El poder se construye sobre un arco, que encuentra: Autoridad y la influencia; y, estas se anidan en el espacio de la política. Los actores políticos nuestro se han movido en estos años en la bola de nieve del poder. Un poder que ha expresado cambios, sin transformación; cambios estructurales, es transformación. Tenemos cambios, no estructurales. No descansa en los nudos gordianos de la sociedad; muy al contrario, creando una asimetría, unos artilugios asincrónicos. Lo que produce es el arquetipo de una sociedad pobre, arrugada en sus sempiternas necesidades fisiológicas. La degradación del poder, por la ausencia de su legitimidad, de su ejercicio fiel, cristalizado en el bienestar colectivo; en el déficit de confianza, que se bosqueja en el pilar institucional, eclosiona un escenario entrampado en la tensión social.
Las habilidades del poder, no pueden seguir vislumbrándose con los libretos de la legitimidad tradicional y carismática, ora porque no existen y/o porque las expectativas sociales, acumuladas y acogotadas en el tiempo, despiertan y se hacen ecos. Las habilidades del poder, aquí y ahora, exigen como telón de entrada, una puerta enarbolada sobre el imperio de la ley , la rendición de cuentas, la ausencia de impunidad y el castigo a las conductas delictivas.

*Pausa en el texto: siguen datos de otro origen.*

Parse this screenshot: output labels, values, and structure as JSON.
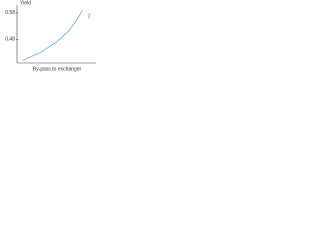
{
  "chart_data": {
    "type": "line",
    "y_label": "Yield",
    "x_label": "By-pass to exchanger",
    "x": [
      0.07,
      0.3,
      0.5,
      0.65,
      0.75,
      0.83
    ],
    "xlim": [
      0,
      1
    ],
    "series": [
      {
        "name": "7",
        "color": "#5aa9e0",
        "values": [
          0.4,
          0.43,
          0.47,
          0.51,
          0.55,
          0.59
        ]
      }
    ],
    "ylim": [
      0.39,
      0.61
    ],
    "yticks": [
      0.48,
      0.58
    ]
  }
}
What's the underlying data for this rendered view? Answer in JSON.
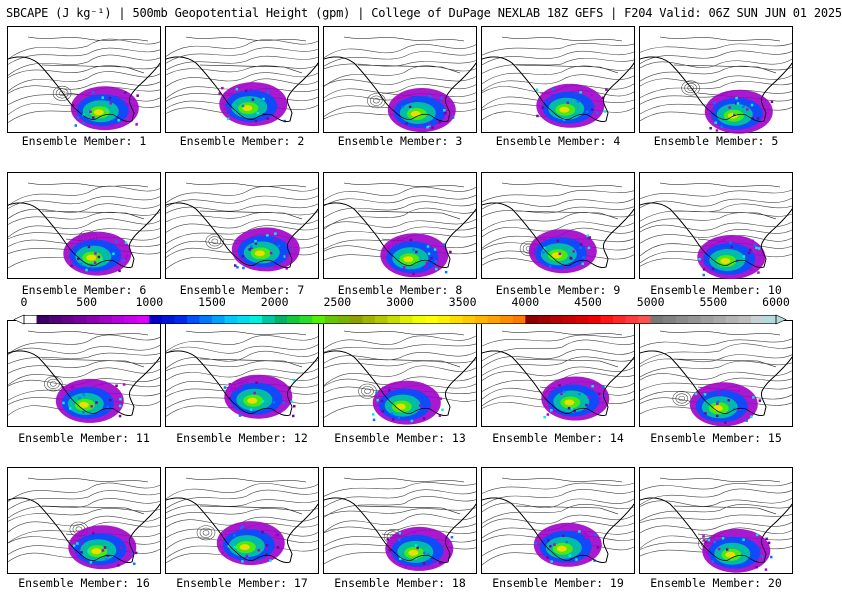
{
  "title": "SBCAPE (J kg⁻¹) | 500mb Geopotential Height (gpm) | College of DuPage NEXLAB 18Z GEFS | F204 Valid: 06Z SUN JUN 01 2025",
  "ensemble_label_prefix": "Ensemble Member: ",
  "members": [
    {
      "label": "Ensemble Member: 1"
    },
    {
      "label": "Ensemble Member: 2"
    },
    {
      "label": "Ensemble Member: 3"
    },
    {
      "label": "Ensemble Member: 4"
    },
    {
      "label": "Ensemble Member: 5"
    },
    {
      "label": "Ensemble Member: 6"
    },
    {
      "label": "Ensemble Member: 7"
    },
    {
      "label": "Ensemble Member: 8"
    },
    {
      "label": "Ensemble Member: 9"
    },
    {
      "label": "Ensemble Member: 10"
    },
    {
      "label": "Ensemble Member: 11"
    },
    {
      "label": "Ensemble Member: 12"
    },
    {
      "label": "Ensemble Member: 13"
    },
    {
      "label": "Ensemble Member: 14"
    },
    {
      "label": "Ensemble Member: 15"
    },
    {
      "label": "Ensemble Member: 16"
    },
    {
      "label": "Ensemble Member: 17"
    },
    {
      "label": "Ensemble Member: 18"
    },
    {
      "label": "Ensemble Member: 19"
    },
    {
      "label": "Ensemble Member: 20"
    }
  ],
  "colorbar": {
    "min": 0,
    "max": 6000,
    "step": 100,
    "tick_labels": [
      "0",
      "500",
      "1000",
      "1500",
      "2000",
      "2500",
      "3000",
      "3500",
      "4000",
      "4500",
      "5000",
      "5500",
      "6000"
    ],
    "colors": [
      "#ffffff",
      "#3c0064",
      "#500078",
      "#64008c",
      "#7800a0",
      "#8c00b4",
      "#a000c8",
      "#b400dc",
      "#c800f0",
      "#dc00ff",
      "#0000c8",
      "#0014dc",
      "#0028f0",
      "#0050ff",
      "#0078ff",
      "#00a0ff",
      "#00c8ff",
      "#00dcf0",
      "#00f0dc",
      "#00c8a0",
      "#00b464",
      "#14c83c",
      "#28dc28",
      "#50f000",
      "#64c800",
      "#78b400",
      "#8ca000",
      "#a0b400",
      "#b4c800",
      "#c8dc00",
      "#dcf000",
      "#f0ff00",
      "#ffff00",
      "#fff000",
      "#ffdc00",
      "#ffc800",
      "#ffb400",
      "#ffa000",
      "#ff8c00",
      "#ff7800",
      "#8c0000",
      "#a00000",
      "#b40000",
      "#c80000",
      "#dc0000",
      "#f00000",
      "#ff1414",
      "#ff2828",
      "#ff3c3c",
      "#ff5050",
      "#787878",
      "#828282",
      "#8c8c8c",
      "#969696",
      "#a0a0a0",
      "#aaaaaa",
      "#b4b4b4",
      "#bebebe",
      "#c8d2d2",
      "#b4dcdc"
    ]
  }
}
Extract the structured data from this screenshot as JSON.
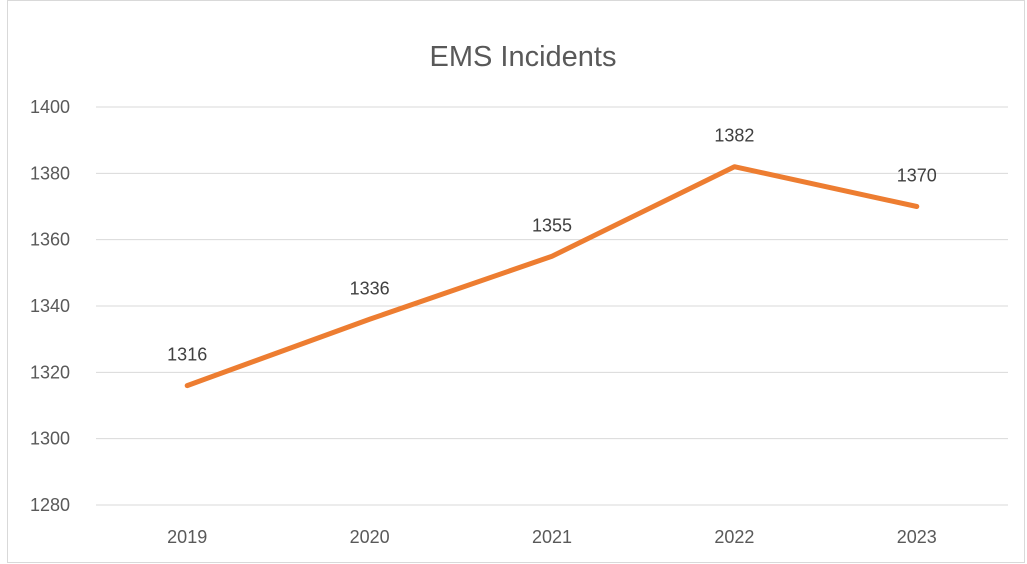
{
  "chart_data": {
    "type": "line",
    "title": "EMS Incidents",
    "xlabel": "",
    "ylabel": "",
    "categories": [
      "2019",
      "2020",
      "2021",
      "2022",
      "2023"
    ],
    "series": [
      {
        "values": [
          1316,
          1336,
          1355,
          1382,
          1370
        ],
        "color": "#ed7d31"
      }
    ],
    "ylim": [
      1280,
      1400
    ],
    "yticks": [
      1280,
      1300,
      1320,
      1340,
      1360,
      1380,
      1400
    ],
    "grid": true,
    "legend": "none",
    "data_labels": true,
    "colors": {
      "line": "#ed7d31",
      "gridline": "#d9d9d9",
      "text": "#595959",
      "data_label": "#404040"
    }
  }
}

Los ciudadanos levantan las pancartas bajo el apoyo de la Constitución, que en su Artículo 75, numeral 12, establece: “Velar por el fortalecimiento y calidad de la democracia, el respeto al patrimonio público y el ejercicio transparente de La Función Pública”. El poder por el poder mismo, ha acelerado un conjunto de patologías en el Estado Dominicano, que se recrudecen en un cuerpo de taxonomía. Entre ellas encontramos: Osteoporosis, Esquizofrenia, Alzheimer, Artrosis, Miopía, Sordera, Otitis, Obesidad, Leucemia, Gigantismo, Ceguera, Daltonismo, Indigestión, Esterilidad, Paranoia, Paraplejia. Así como un cuerpo sin alma entra al campo de la pudrición; un Estado, sin visión asumida y sin compromiso societal, es como el agua de borrajas vertida en el contén.
Las transformaciones y cambios , exigen nuevas habilidades del poder, que no es otro que la revolución de la mentalidad, que como dice Moisés Naim, es el “ que refleja los grandes cambios de modos de pensar, expectativas y aspiraciones”. Ola de esperanzas no solo requiere temple, visión y liderazgo, sino sueños renovados, que no encentren mute en el miedo del pasado, ni en el presente cojeando.